Four cornerstones you must have to build your preneed business (part 2 of 2)

Date Published: 
March, 2005
Original Author: 
Samantha Franck
Assurant Preneed, Atlanta, GA
Original Publication: 
ICFM Magazine, March 2005

An effective preneed program takes work.
You need to generate leads in a variety of ways and give your salespeople the incentive to succeed.

In part one we focused on the first two components of a successful preneed program: program planning, monitoring and alignment and counselor recruiting, hiring and training. These components must be established prior to implementing the last two components: lead-generation and lead-management programs and incentive and recognition programs.

Component #3:
Lead generation and management
One hallmark of a successful preneed system is a diverse lead-generation program. If one or two lead-generation sources are successful, by all means continue to implement those tactics, but consider broadening your marketing mix. If your firm is successful now, imagine the potential for added success if you implement additional lead-generation tactics.

A successful preneed program should include the following four lead-generation sources to increase leads, build brand in the community and increase market share:
1.    direct mail
2.    seminars
3.    referrals
4.    family follow-up

Direct Mail. Direct mail is an effective way to promote your preneed program and funeral home and/or cemetery brand to target audiences in your market. While the industry standard response rate for direct mail is 1 percent, a well-researched and executed campaign can garner response rates up to 10 percent.

When selecting a direct mail campaign from your preneed provider or another source, consider the following to increase the response rate:
• Does the mailing include a business reply card?
• Is the call to action clear in the direct mail piece?
• Is there an incentive for consumers to respond?
• Is the funeral home and/or cemetery contact information easy to locate?
• Is the font large enough for seniors to read?
• Does the piece appeal to the diverse age group in your target market?
• Do the photos include pictures of active seniors?
• Is the piece—both the design and marketing copy-appealing?

Seminars. Seminars are planned community presentations designed to communicate the value and benefit of advanced planning. Seminar topics may include social security, estate taxes, veterans' benefits and legal issues in addition to preplanning and prefunding.

Although presenting the benefits of preneed at your local church or Kiwanis meeting can be successful, your firm can achieve more qualified leads by hosting a seminar because your audience has essentially prequalified itself as viable leads.

Seminars are an effective way to:
• increase the number of leads by sharing the preneed story with a large audience;
• promote your company's brand in a professional and caring manner;
• provide a valuable community service by educating the public on preneed and possibly other important life planning issues; and
• increase your firm's market share cost effectively.

Referrals. Referrals from satisfied customers are often your best leads because they are free and provide immediate contact opportunities. Successful firms use referrals as an ongoing means of generating highly qualified prospects.

When requesting referrals, counselors should simply ask a satisfied customer if any friends, family or business associates could also benefit from this service. This will provide a constant inventory of warm leads. As an incentive, you may also choose to reward referrals with discounts and/or promotional gifts.

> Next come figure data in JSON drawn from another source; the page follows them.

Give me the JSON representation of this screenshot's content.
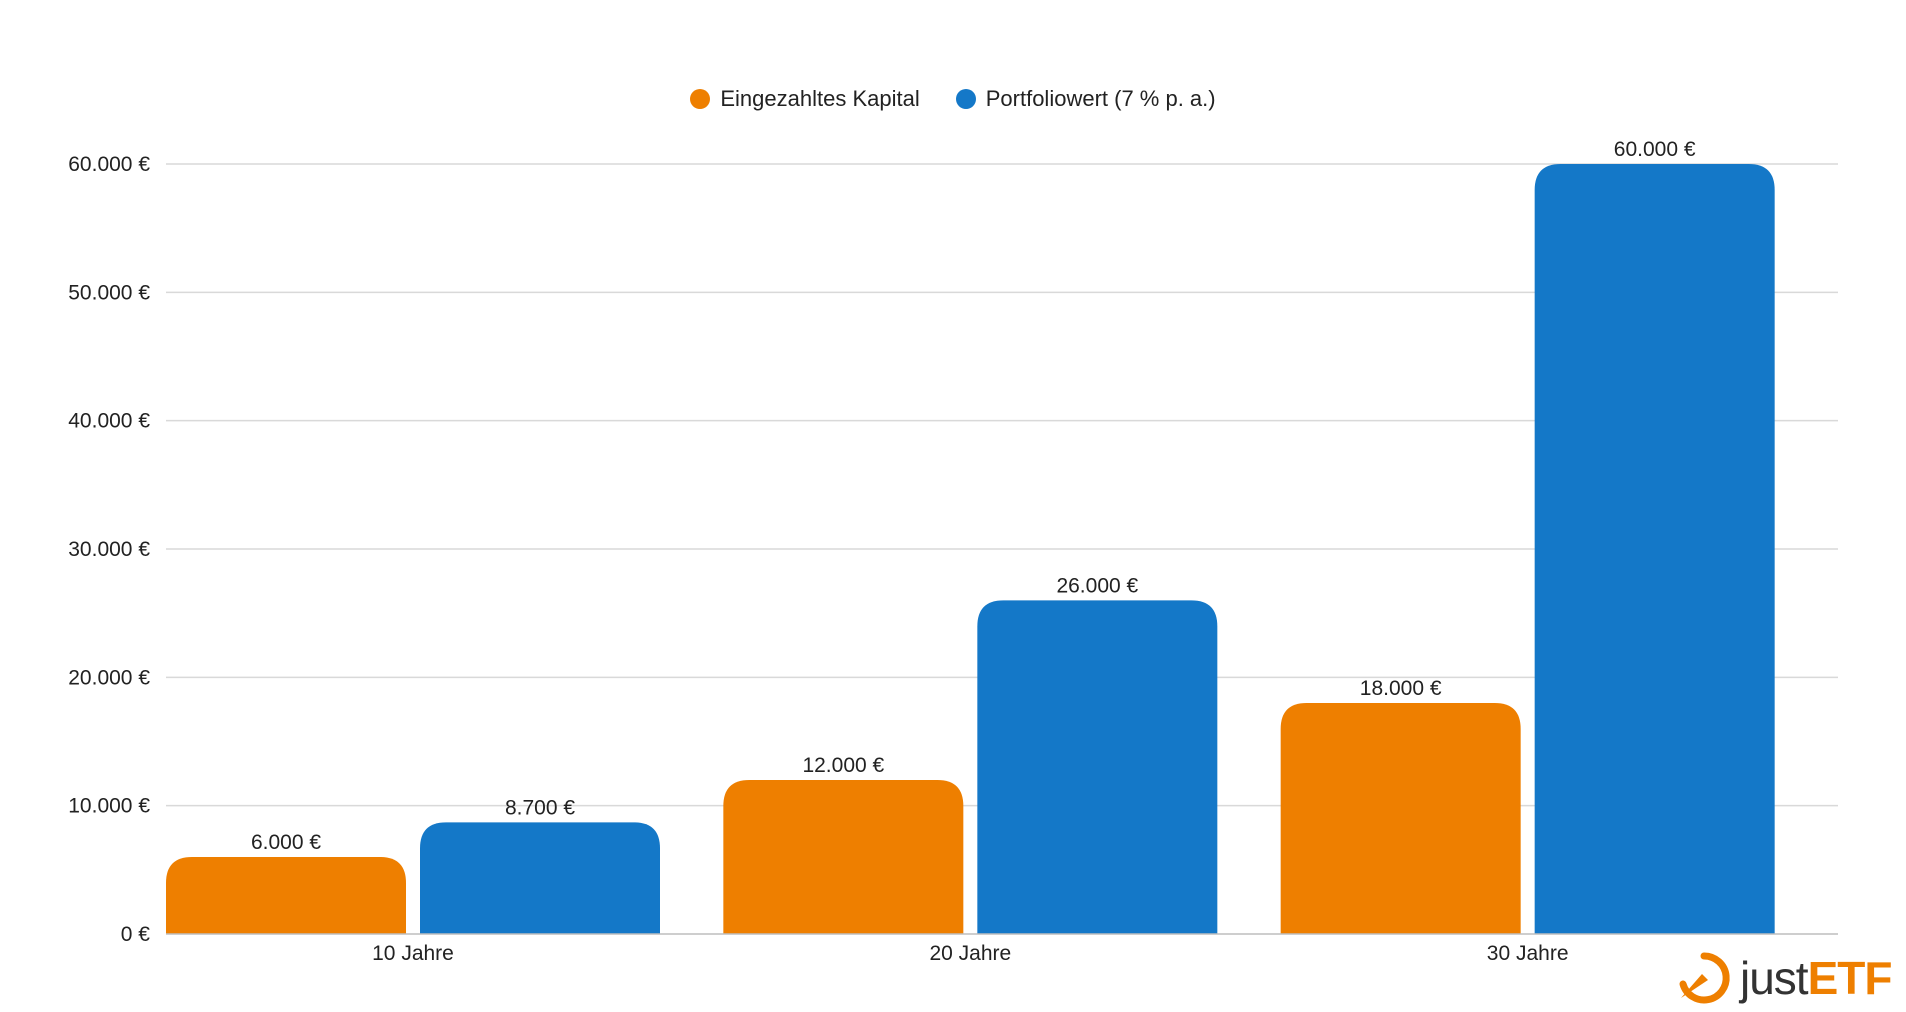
{
  "chart_data": {
    "type": "bar",
    "categories": [
      "10 Jahre",
      "20 Jahre",
      "30 Jahre"
    ],
    "series": [
      {
        "name": "Eingezahltes Kapital",
        "color": "#ee7f00",
        "values": [
          6000,
          12000,
          18000
        ],
        "labels": [
          "6.000 €",
          "12.000 €",
          "18.000 €"
        ]
      },
      {
        "name": "Portfoliowert (7 % p. a.)",
        "color": "#1478c8",
        "values": [
          8700,
          26000,
          60000
        ],
        "labels": [
          "8.700 €",
          "26.000 €",
          "60.000 €"
        ]
      }
    ],
    "ylim": [
      0,
      60000
    ],
    "yticks": [
      0,
      10000,
      20000,
      30000,
      40000,
      50000,
      60000
    ],
    "ytick_labels": [
      "0 €",
      "10.000 €",
      "20.000 €",
      "30.000 €",
      "40.000 €",
      "50.000 €",
      "60.000 €"
    ],
    "grid": true,
    "legend_position": "top-center",
    "xlabel": "",
    "ylabel": ""
  },
  "logo": {
    "text_just": "just",
    "text_etf": "ETF",
    "icon": "justetf-logo-icon",
    "brand_color": "#ee7f00"
  }
}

Family follow-up. Contacting the family of the deceased within a week of the funeral or burial is one of the most effective ways to secure future business and create additional preneed business. Your company will benefit from family follow-up for a couple of reasons.

First, it ensures that the family was satisfied with the services. If the service did not meet the needs of the family, then it provides you with an opportunity to correct the situation.

Second, you create goodwill for your firm by expanding the family's care beyond the initial service.

Third, you establish the opportunity to secure future at-need business with the family and possibly referrals. The family's positive experience will ensure they consider your funeral home or cemetery when the need arises, and might provide referrals to their family, friends and business associates.

It is essential that the funeral home director or whoever is handling arrangements at the cemetery set the stage for preneed at the conclusion of the at-need arrangement. He or she can introduce the preneed counselor who will be conducting the follow-up, or explain to the family the counselor will be calling them shortly and provide the family with the counselor's business card.

Managing your leads is just as important—if not more important—as generating them. Software programs and training should be available through your preneed provider to help counselors manage and track sales, collect marketing information and follow up with prospects.

Component #4:
Counselor incentive and recognition
Recognition is an important part of any preneed program. Rewarding counselors and managers with incentive trips and programs can boost confidence, morale and loyalty to the funeral home or cemetery. An employee who is recognized and appreciated is more inclined to continue to be successful.

Your preneed provider should be able to help you design incentive and recognition programs for your firm as well as sponsor its own program, whether it's an incentive trip to an attractive, high value destination or a newsletter that acknowledges top performers and provides insight for superior results.

In conclusion, it is important to remember that implementing and developing a successful preneed program is challenging, but every funeral home can achieve success. It requires the consistent application of the basics: program planning, monitoring and alignment; counselor recruiting, hiring and training; lead generation and management programs; and incentive and recognition programs.